Philippine Daily Inquirer - - BUSINESS INQ - —BENO. DE VERA

Yuchengco-owned Rizal Com­mer­cial Bank­ing Corp. (RCBC) will be the most ad­versely af­fected by its loan ex­po­sure to the trou­bled Philip­pine ship­build­ing arm of Korean con­glom­er­ate Han­jin, debt watcher Moody’s In­vestors Ser­vice said Mon­day.

Given that RCBC has the big­gest ex­po­sure to Han­jin Heavy In­dus­tries and Con­struc­tion Philip­pines (HHICPhil) of about $140 mil­lion, it “will there­fore be most af­fected,” es­pe­cially the bank’s profitabil­ity, Moody’s said in a re­port re­leased on Mon­day ti­tled “Banks’ ex­po­sure to trou­bled Han­jin will at­tract higher pro­vi­sions, a credit neg­a­tive.”

“We es­ti­mate that RCBC’s gross non­per­form­ing loan (NPL) ra­tio will al­most dou­ble to 4.3 per­cent from 2.2 per­cent based on 2017 fi­nan­cials, after adding its ex­po­sure to HHICPhil,” Moody’s said.

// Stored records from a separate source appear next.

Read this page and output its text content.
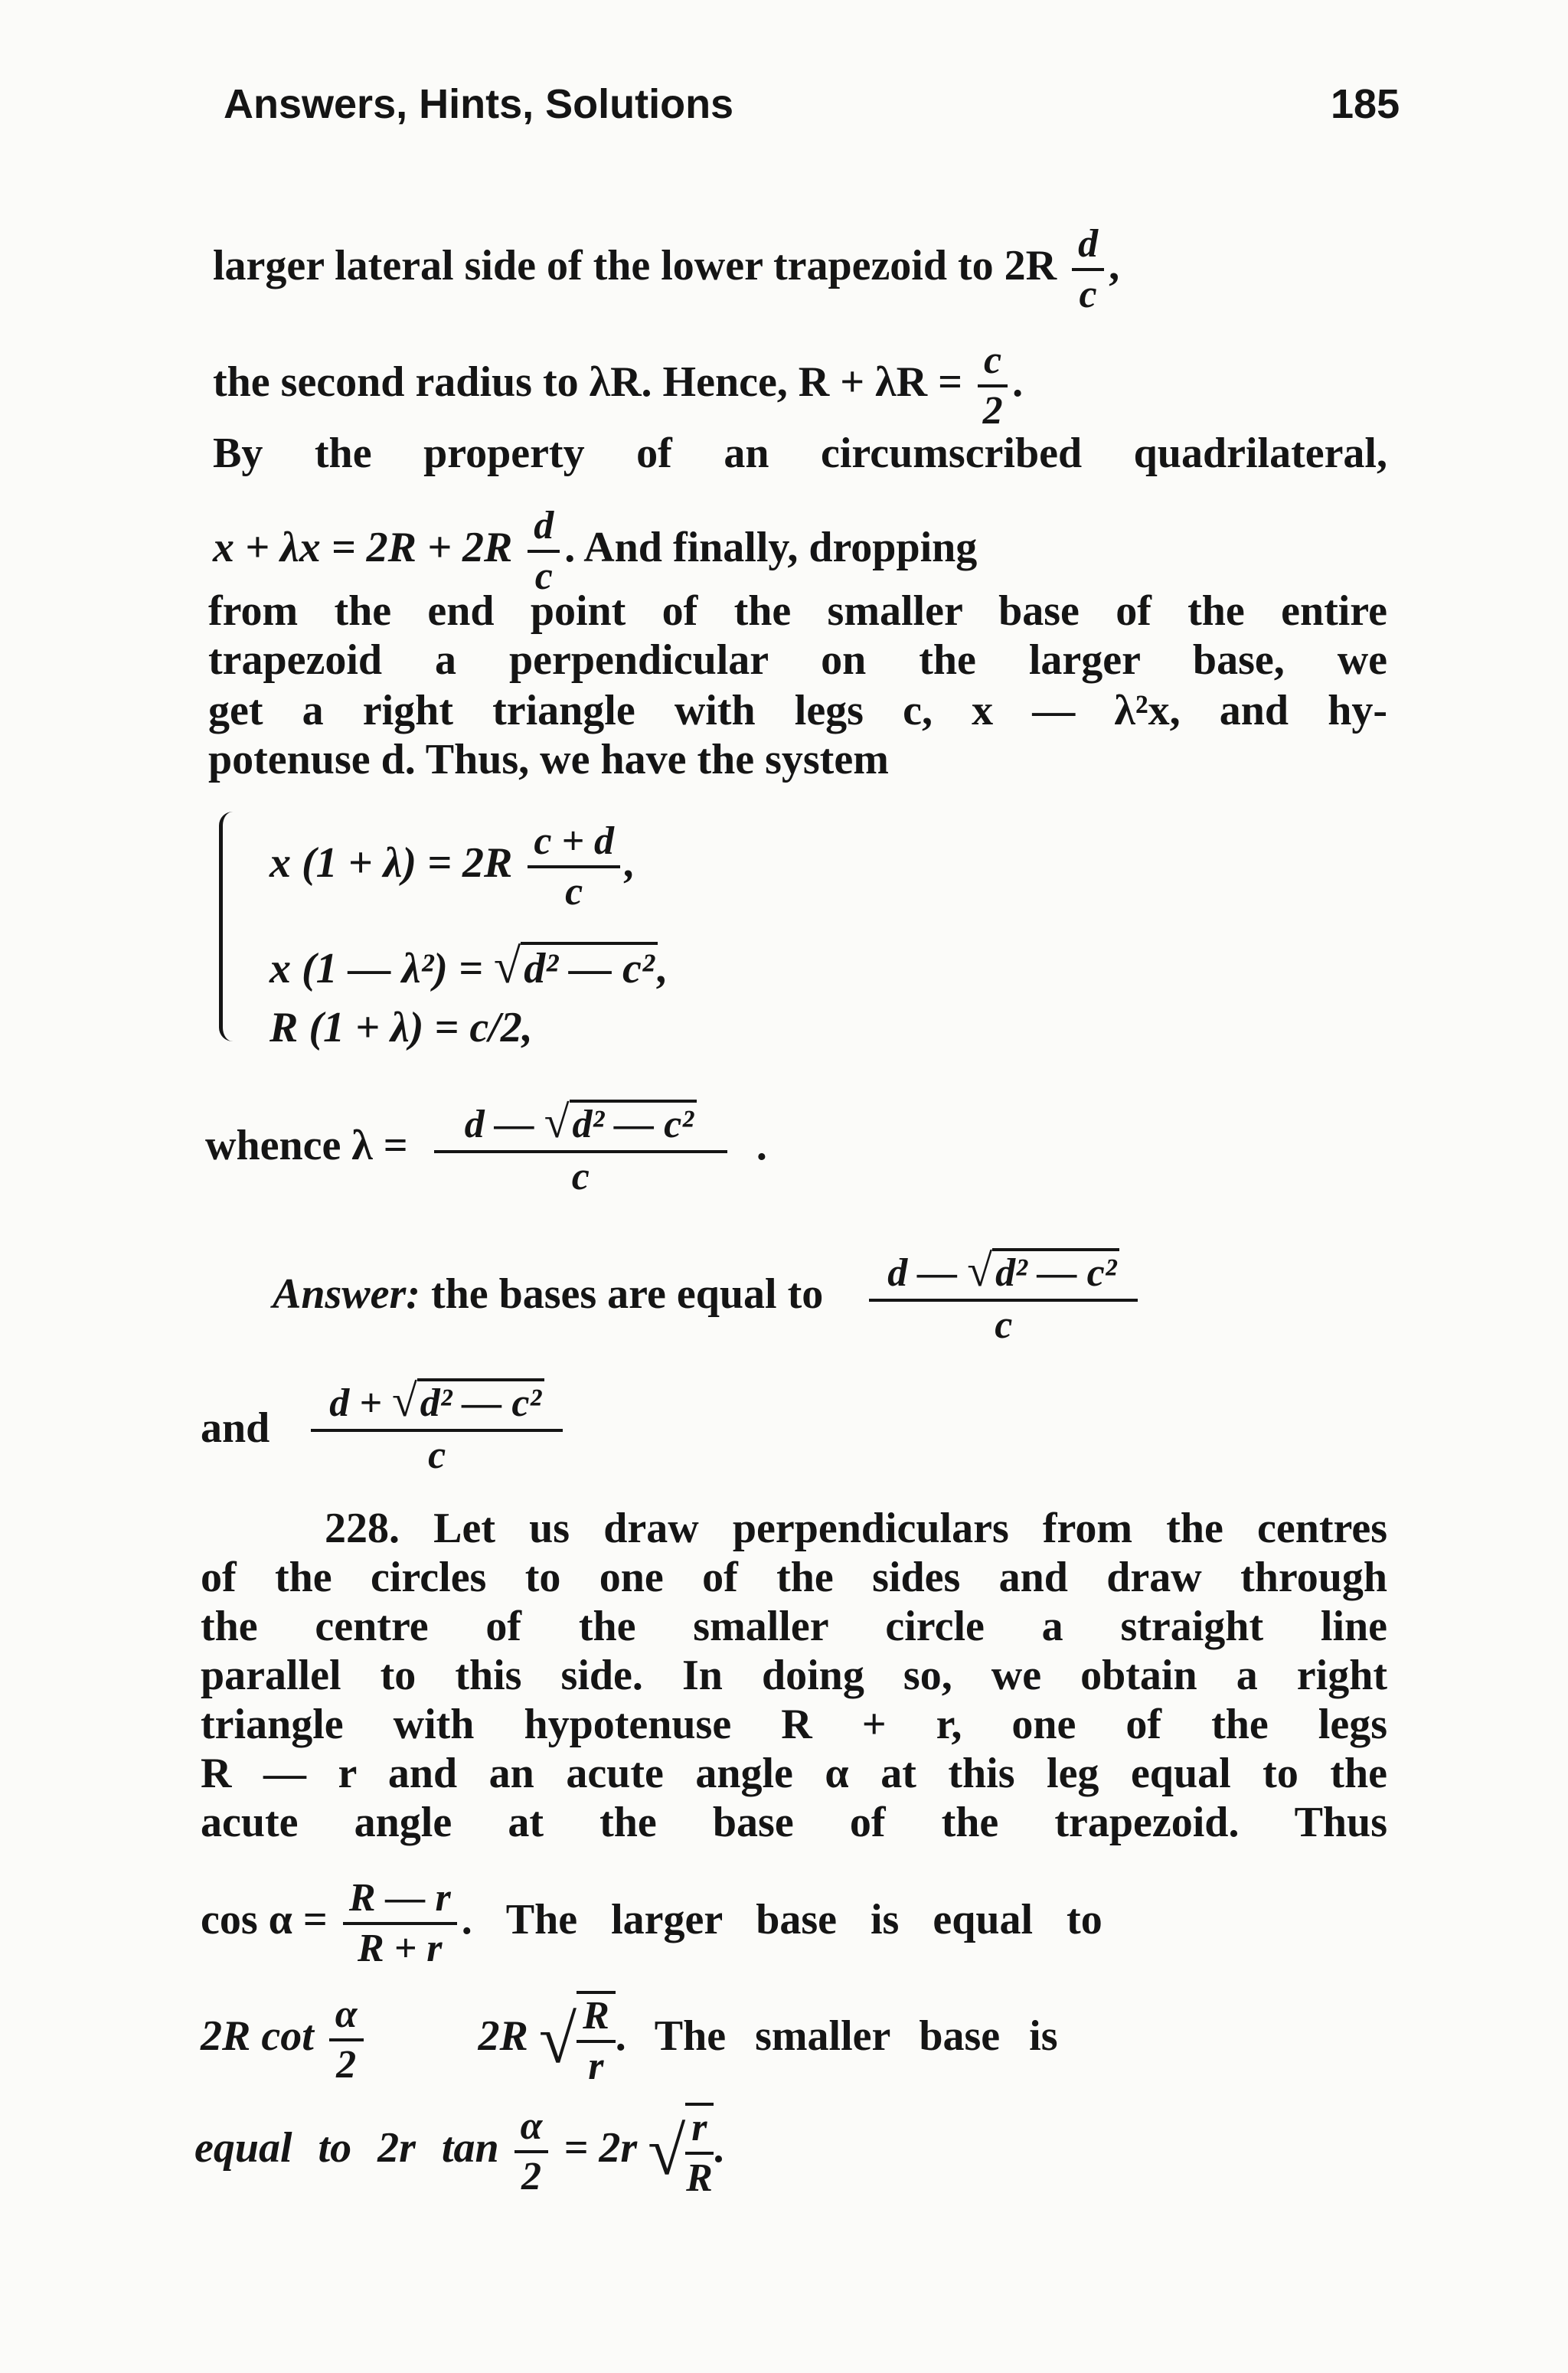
Answers, Hints, Solutions	185
larger lateral side of the lower trapezoid to $2R \frac{d}{c}$ ,
the second radius to λR. Hence, $R + \lambda R = \frac{c}{2}$ .
By the property of an circumscribed quadrilateral,
$x + \lambda x = 2R + 2R \frac{d}{c}$ . And finally, dropping
from the end point of the smaller base of the entire
trapezoid a perpendicular on the larger base, we
get a right triangle with legs c, x — λ²x, and hy-
potenuse d. Thus, we have the system
x $(1 + \lambda) = 2R \frac{c + d}{c}$ ,
x (1 — λ²) = √d² — c²,
R (1 + λ) = c/2,
whence $\lambda = \frac{\text{d — √d² — c²}}{c}$ .
Answer: the bases are equal to $\frac{\text{d — √d² — c²}}{c}$
and $\frac{\text{d + √d² — c²}}{c}$
228. Let us draw perpendiculars from the centres
of the circles to one of the sides and draw through
the centre of the smaller circle a straight line
parallel to this side. In doing so, we obtain a right
triangle with hypotenuse R + r, one of the legs
R — r and an acute angle α at this leg equal to the
acute angle at the base of the trapezoid. Thus
$\cos \alpha = \frac{R — r}{R + r}$ . The larger base is equal to
2R $\cot \frac{\alpha}{2}$	2R √ $\frac{R}{r}$ . The smaller base is
equal to 2r $\tan \frac{\alpha}{2} = 2r$ √ $\frac{r}{R}$ .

“For RCBC, our as­sumed credit losses for the worstcase sce­nario ex­ceed the bank’s pre­pro­vi­sion in­come and will re­duce its cap­i­tal ra­tio by around 50 ba­sis points,” it added.

Across the five banks with to­tal ex­po­sure of about $412 mil­lion, which be­sides RCBC in­cluded BDO Uni­bank Inc., Bank of the Philip­pine Is­lands, Land Bank of the Philip­pines, as well as Metropoli­tan Bank and Trust Com­pany, Moody’s said their ex­po­sures were “credit neg­a­tive … be­cause they will need to in­cur ad­di­tional credit charges re­lated to HHIC-Phil, which will re­duce their profit.”

“The in­crease in gross NPL ra­tios for the other four banks will be smaller at be­tween 15 and 50 ba­sis points,” Moody’s said.

“As­sum­ing the worst-case sce­nario in which the banks make pro­vi­sions for their bad ex­po­sures in full be­cause of the un­se­cured na­ture of the fa­cil­i­ties ex­tended, we ex­pect that credit costs as a per­cent­age of the banks’ pre­pro­vi­sion in­come will in­crease to be­tween 20 and 140 ba­sis points, from six to 26 ba­sis points based on their Sep­tem­ber 2018 fi­nan­cials,” ac­cord­ing to Moody’s.

The debt watcher deemed that the af­fected banks’ prof­its “will be damp­ened by the ad­di­tional credit costs” even as their loss-ab­sorb­ing buf­fers would “re­main ro­bust.”

“The banks’ tan­gi­ble com­mon eq­uity ra­tios were be­tween 11 per­cent and 16 per­cent as of the end of Sep­tem­ber 2018, and above the min­i­mum cap­i­tal re­quire­ments in the Philip­pines,” Moody’s noted.